Try this Problem on your own or check similar problems:

  1. Island Perimeter
Solution:
class Solution {
public int[][] floodFill(int[][] image, int sr, int sc, int color) {
int currentColor = image[sr][sc];
helper(image, sr, sc, currentColor, color);
return image;
}

private void helper(int[][] image, int row, int column, int currentColor, int color){
if(row < 0 || row >= image.length || column < 0 || column >= image[0].length || image[row][column] != currentColor) return;
if(image[row][column] == color) return;

image[row][column] = color;
helper(image, row - 1, column, currentColor, color);
helper(image, row + 1, column, currentColor, color);
helper(image, row, column - 1, currentColor, color);
helper(image, row, column + 1, currentColor, color);
}
}

Time/Space Complexity:
  • Time Complexity: O(mn)
  • Space Complexity: O(mn)

Explanation:

We perform Depth-First Search (DFS) on the input matrix by going to all four neighbors in four directions (but doing it depth wise since we will be exhausting one direction until it's out of boundary).
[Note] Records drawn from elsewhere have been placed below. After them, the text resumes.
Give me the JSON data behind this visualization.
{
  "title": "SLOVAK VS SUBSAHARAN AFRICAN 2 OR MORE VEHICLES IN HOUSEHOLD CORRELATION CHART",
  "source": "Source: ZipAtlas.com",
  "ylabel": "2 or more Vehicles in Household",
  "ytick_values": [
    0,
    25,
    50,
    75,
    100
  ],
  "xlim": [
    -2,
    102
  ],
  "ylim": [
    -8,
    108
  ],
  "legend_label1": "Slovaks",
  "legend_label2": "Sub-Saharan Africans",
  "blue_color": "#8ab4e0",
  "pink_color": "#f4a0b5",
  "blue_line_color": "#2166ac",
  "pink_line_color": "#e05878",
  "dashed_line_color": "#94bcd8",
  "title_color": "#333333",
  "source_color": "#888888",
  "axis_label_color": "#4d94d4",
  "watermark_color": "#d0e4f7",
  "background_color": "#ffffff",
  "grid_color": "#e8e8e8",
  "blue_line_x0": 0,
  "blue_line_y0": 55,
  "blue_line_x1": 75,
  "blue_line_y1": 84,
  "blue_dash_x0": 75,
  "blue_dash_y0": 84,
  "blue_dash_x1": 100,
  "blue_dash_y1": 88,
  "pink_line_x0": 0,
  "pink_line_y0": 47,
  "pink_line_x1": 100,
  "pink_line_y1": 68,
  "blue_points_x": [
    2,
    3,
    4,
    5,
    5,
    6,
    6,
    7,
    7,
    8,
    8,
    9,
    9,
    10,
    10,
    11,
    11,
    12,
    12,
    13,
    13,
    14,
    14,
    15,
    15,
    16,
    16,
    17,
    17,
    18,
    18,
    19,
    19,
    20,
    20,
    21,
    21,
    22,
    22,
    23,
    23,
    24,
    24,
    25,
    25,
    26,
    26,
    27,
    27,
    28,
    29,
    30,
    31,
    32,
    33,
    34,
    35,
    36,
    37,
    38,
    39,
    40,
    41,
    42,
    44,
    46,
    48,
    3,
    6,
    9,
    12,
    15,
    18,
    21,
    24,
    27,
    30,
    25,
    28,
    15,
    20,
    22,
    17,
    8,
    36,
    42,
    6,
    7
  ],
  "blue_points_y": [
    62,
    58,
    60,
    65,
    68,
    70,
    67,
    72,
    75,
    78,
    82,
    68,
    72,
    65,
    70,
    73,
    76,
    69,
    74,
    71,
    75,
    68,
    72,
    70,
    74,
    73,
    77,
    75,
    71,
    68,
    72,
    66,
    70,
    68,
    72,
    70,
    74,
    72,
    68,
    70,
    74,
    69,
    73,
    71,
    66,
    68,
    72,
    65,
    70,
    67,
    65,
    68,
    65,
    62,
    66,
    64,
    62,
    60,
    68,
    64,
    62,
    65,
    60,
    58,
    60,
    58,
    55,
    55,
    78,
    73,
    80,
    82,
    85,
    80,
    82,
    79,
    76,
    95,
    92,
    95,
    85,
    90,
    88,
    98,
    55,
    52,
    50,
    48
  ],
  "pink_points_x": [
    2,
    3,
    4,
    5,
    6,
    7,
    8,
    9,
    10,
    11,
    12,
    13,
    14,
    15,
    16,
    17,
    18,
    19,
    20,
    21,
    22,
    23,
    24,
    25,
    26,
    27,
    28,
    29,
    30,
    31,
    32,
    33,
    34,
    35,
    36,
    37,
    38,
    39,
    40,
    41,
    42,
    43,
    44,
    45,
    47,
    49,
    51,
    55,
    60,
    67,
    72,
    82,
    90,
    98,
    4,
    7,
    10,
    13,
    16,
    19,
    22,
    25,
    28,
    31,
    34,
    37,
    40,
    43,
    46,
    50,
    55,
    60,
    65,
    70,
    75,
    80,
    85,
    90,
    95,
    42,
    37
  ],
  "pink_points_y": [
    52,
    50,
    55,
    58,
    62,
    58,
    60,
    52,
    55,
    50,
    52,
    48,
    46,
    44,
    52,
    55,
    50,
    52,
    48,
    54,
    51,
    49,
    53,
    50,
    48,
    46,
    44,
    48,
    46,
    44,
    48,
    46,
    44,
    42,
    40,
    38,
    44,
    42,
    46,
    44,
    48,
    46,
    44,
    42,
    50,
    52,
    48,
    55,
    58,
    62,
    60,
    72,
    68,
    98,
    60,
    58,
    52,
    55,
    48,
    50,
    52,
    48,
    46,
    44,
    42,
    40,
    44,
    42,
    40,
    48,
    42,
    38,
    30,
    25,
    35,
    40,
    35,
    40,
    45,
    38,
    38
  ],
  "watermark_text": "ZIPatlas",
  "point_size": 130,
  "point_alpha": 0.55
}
It's a standard template on how to do a DFS on matrix like structure:

  • You define a helper method taking as parameters the input matrix, current position (row and column) and its current property currentColor and info about the desired property.
  • You call the helper method and first check if we're out of boundary with our current position (index or either row or column negative or larger than equal to the size of array), then we check if the color at the position is currentColor and we return from the helper function if it's not.
  • We also check if the current position pixel has already been painted to the desired color, so that we don't end in an infinitive loop visiting one pixel again and again, it's the same as if you would keep a matrix visited checking if you already visited every element in the matrix.
  • We make the current position pixel our desired color.
  • We move down, up, left and right by either incrementing or decrementing row or column.

The time and space complexity are O(mn) which is the size of the matrix since we can traverse all elements and we have recursions stack (space complexity) corresponding to the size of the matrix/grid.